A way for us to understand this is to share with you a very old legend.

"When birds were first created, they could not fly for they had no wings. They looked with longing at the clouds, the high branches and the best fruits at the tops of the trees. If only these could be theirs. God heard their desire. One night, while all the birds were sleeping, he attached wings to their backs, But when they awoke, the birds were furious that God had given them an unwanted burden which now they would have to carry about with them the rest of their lives. How could God lay upon them more than they already had to bear?

But when one bird began to move its new wings. It was lifted aloft and given a freedom it never knew existed. The birds discovered their burden was a gift. Their wings became a way to a more abundant life."

The message of the Easter Resurrection, the message of the gospel, the responsibility of living in the commandment of the Lord, the duty of being a holy temple, a living sacrifice to the Lord, is the burden placed on each of us as we became God’s children in baptism. But at the same time, I believe all those things are a gift from God to bring meaning and purpose into our lives. They are like the wings for the birds, a burden to carry, but a blessing at the same time for in and through them, life, your life and my life has a sense of direction, a sense of purpose, a sense of calling In and through the Easter resurrection, the power of the risen lord.

Men and woman have found meaning and purpose to life. Many of our great saints all found direction in their lives through the burden of the gospel, the weight of the Easter message. To name of few, Albert Schweitzewr, Martin Luther King, St. Francis of Assisi, Martin Luther, John Wesley, Sister Treasa, Bishop Titu of South Africa, we could go on and on. When the gospel message becomes more than a weight, more than a burden, when it is viewed as a gift to enrich life, then life has such freedom, such power, such courage, such strength, there is no limit to what can be done. When life is seen through the power of Easter one can see for miles and miles and see all that needs doing, all the hurt, all the pain, all the suffering, all the hunger, all the inhuman conditions in which we find human beings, then we can help find solutions to these needs and through our lives.

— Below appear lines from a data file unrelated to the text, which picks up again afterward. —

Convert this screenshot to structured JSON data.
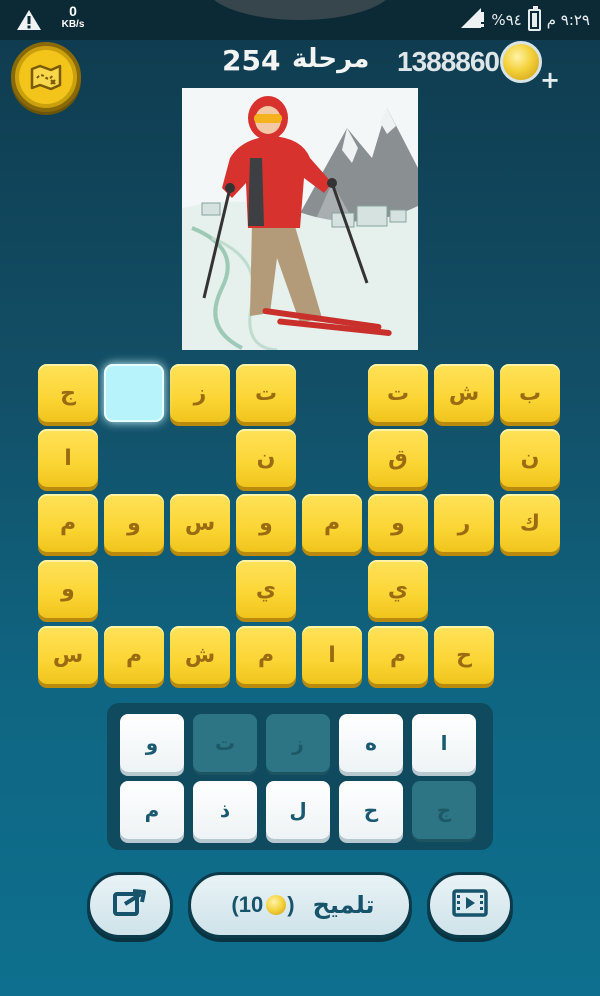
{
  "status_bar": {
    "warning_icon": "warning-icon",
    "data_speed": "0",
    "data_unit": "KB/s",
    "time": "٩:٢٩ م",
    "battery": "%٩٤",
    "signal_icon": "signal-icon"
  },
  "header": {
    "level_label": "مرحلة",
    "level_number": "254",
    "coins": "1388860",
    "map_icon": "map-icon",
    "plus_icon": "+"
  },
  "puzzle_image": "skier-illustration",
  "grid": {
    "tiles": [
      {
        "row": 0,
        "col": 8,
        "letter": "ب"
      },
      {
        "row": 0,
        "col": 7,
        "letter": "ش"
      },
      {
        "row": 0,
        "col": 6,
        "letter": "ت"
      },
      {
        "row": 0,
        "col": 4,
        "letter": "ت"
      },
      {
        "row": 0,
        "col": 3,
        "letter": "ز"
      },
      {
        "row": 0,
        "col": 2,
        "letter": "",
        "active": true
      },
      {
        "row": 0,
        "col": 1,
        "letter": "ج"
      },
      {
        "row": 1,
        "col": 8,
        "letter": "ن"
      },
      {
        "row": 1,
        "col": 6,
        "letter": "ق"
      },
      {
        "row": 1,
        "col": 4,
        "letter": "ن"
      },
      {
        "row": 1,
        "col": 1,
        "letter": "ا"
      },
      {
        "row": 2,
        "col": 8,
        "letter": "ك"
      },
      {
        "row": 2,
        "col": 7,
        "letter": "ر"
      },
      {
        "row": 2,
        "col": 6,
        "letter": "و"
      },
      {
        "row": 2,
        "col": 5,
        "letter": "م"
      },
      {
        "row": 2,
        "col": 4,
        "letter": "و"
      },
      {
        "row": 2,
        "col": 3,
        "letter": "س"
      },
      {
        "row": 2,
        "col": 2,
        "letter": "و"
      },
      {
        "row": 2,
        "col": 1,
        "letter": "م"
      },
      {
        "row": 3,
        "col": 6,
        "letter": "ي"
      },
      {
        "row": 3,
        "col": 4,
        "letter": "ي"
      },
      {
        "row": 3,
        "col": 1,
        "letter": "و"
      },
      {
        "row": 4,
        "col": 7,
        "letter": "ح"
      },
      {
        "row": 4,
        "col": 6,
        "letter": "م"
      },
      {
        "row": 4,
        "col": 5,
        "letter": "ا"
      },
      {
        "row": 4,
        "col": 4,
        "letter": "م"
      },
      {
        "row": 4,
        "col": 3,
        "letter": "ش"
      },
      {
        "row": 4,
        "col": 2,
        "letter": "م"
      },
      {
        "row": 4,
        "col": 1,
        "letter": "س"
      }
    ]
  },
  "keyboard": {
    "row1": [
      {
        "letter": "ا",
        "used": false
      },
      {
        "letter": "ه",
        "used": false
      },
      {
        "letter": "ز",
        "used": true
      },
      {
        "letter": "ت",
        "used": true
      },
      {
        "letter": "و",
        "used": false
      }
    ],
    "row2": [
      {
        "letter": "ج",
        "used": true
      },
      {
        "letter": "ح",
        "used": false
      },
      {
        "letter": "ل",
        "used": false
      },
      {
        "letter": "ذ",
        "used": false
      },
      {
        "letter": "م",
        "used": false
      }
    ]
  },
  "buttons": {
    "hint_label": "تلميح",
    "hint_cost_open": "(",
    "hint_cost": "10",
    "hint_cost_close": ")",
    "share_icon": "share-icon",
    "video_icon": "video-icon"
  },
  "colors": {
    "tile_yellow": "#fbd534",
    "tile_active": "#b7f3fb",
    "background_top": "#0f3a4d",
    "background_bottom": "#0e708e"
  }
}
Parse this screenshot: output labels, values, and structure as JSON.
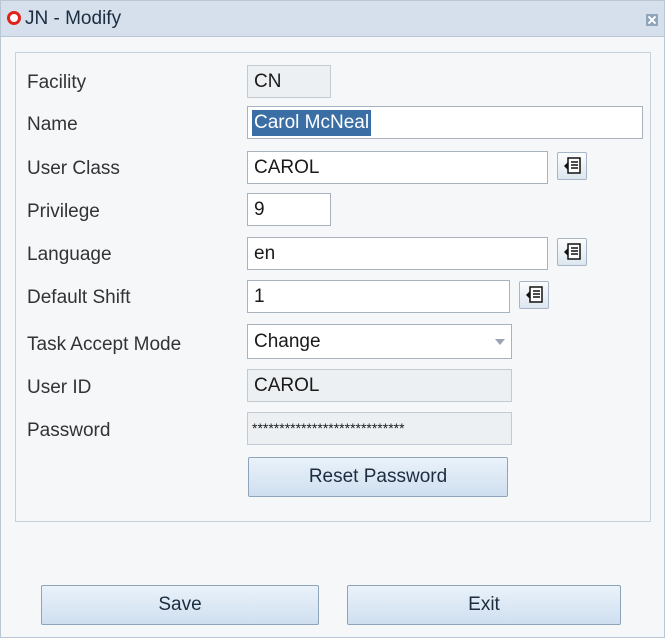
{
  "window": {
    "title": "JN - Modify"
  },
  "form": {
    "facility": {
      "label": "Facility",
      "value": "CN"
    },
    "name": {
      "label": "Name",
      "value": "Carol McNeal"
    },
    "user_class": {
      "label": "User Class",
      "value": "CAROL"
    },
    "privilege": {
      "label": "Privilege",
      "value": "9"
    },
    "language": {
      "label": "Language",
      "value": "en"
    },
    "default_shift": {
      "label": "Default Shift",
      "value": "1"
    },
    "task_accept_mode": {
      "label": "Task Accept Mode",
      "value": "Change"
    },
    "user_id": {
      "label": "User ID",
      "value": "CAROL"
    },
    "password": {
      "label": "Password",
      "value": "****************************"
    },
    "reset_password_label": "Reset Password"
  },
  "footer": {
    "save_label": "Save",
    "exit_label": "Exit"
  },
  "icons": {
    "app_logo": "oracle-logo-icon",
    "close": "close-icon",
    "lov": "list-of-values-icon",
    "dropdown": "chevron-down-icon"
  },
  "colors": {
    "title_bar": "#d5e0ec",
    "selection": "#3b6ea5",
    "brand_red": "#e2231a"
  }
}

Easter makes a difference if, and only it you and I are willing to carry our burden, carry this gift of the gospel with us in our walk down the road of life. But, I think, in this day, many people have absolutely no burdens to carry, no direction for life. They wander, they flow with the tide of life, never staying one place long enough to make their mark in the sands of time. I see this in our young people when I ask what do you want to with your life? They don’t know. They go off to college and some come back because they don’t know what they want, no goal, no direction. Maybe, just maybe, if more of us were open to the gospel message, open to God’s spirit working with our spirit, maybe if we took this Easter message more seriously, maybe we could find some direction, some purpose, some meaning to life in and through God. Maybe if God’s hand were doing the guiding, we would not have so many people wandering aimless along the road, of life. But with God’s hand, he would be leading them in a direction he wants for their life, and then life would have meaning and purpose.

Maybe, if we carried our burden of God’s grace in our lives in a way that it wasn’t seen as a burden, but as a gift which adds not subtracts from life, then, life would take on a meaning, a purpose, a sense of direction as God’s grace leads us to lo his will.

I would like to close with an old, old story that has been quoted in many different place, in many different books, and because it has been passed around for so long, its origin has been lost, however its message is timeless:

"Someone once met a lad going to (school long before the days of buses and cars. The boy was carrying on his back a smaller boy who was clearly lame and unable to walk. The stranger said to the boy: "Do you carry him to school every day?"

"Yes," said the boy.

"That’s a heavy burden for you to carry," said the stranger.

"He’s no burden," said the boy, "He is my brother."

The burden of God’s grace is really no burden because it is carried out of love, our love for God and God’s love for us.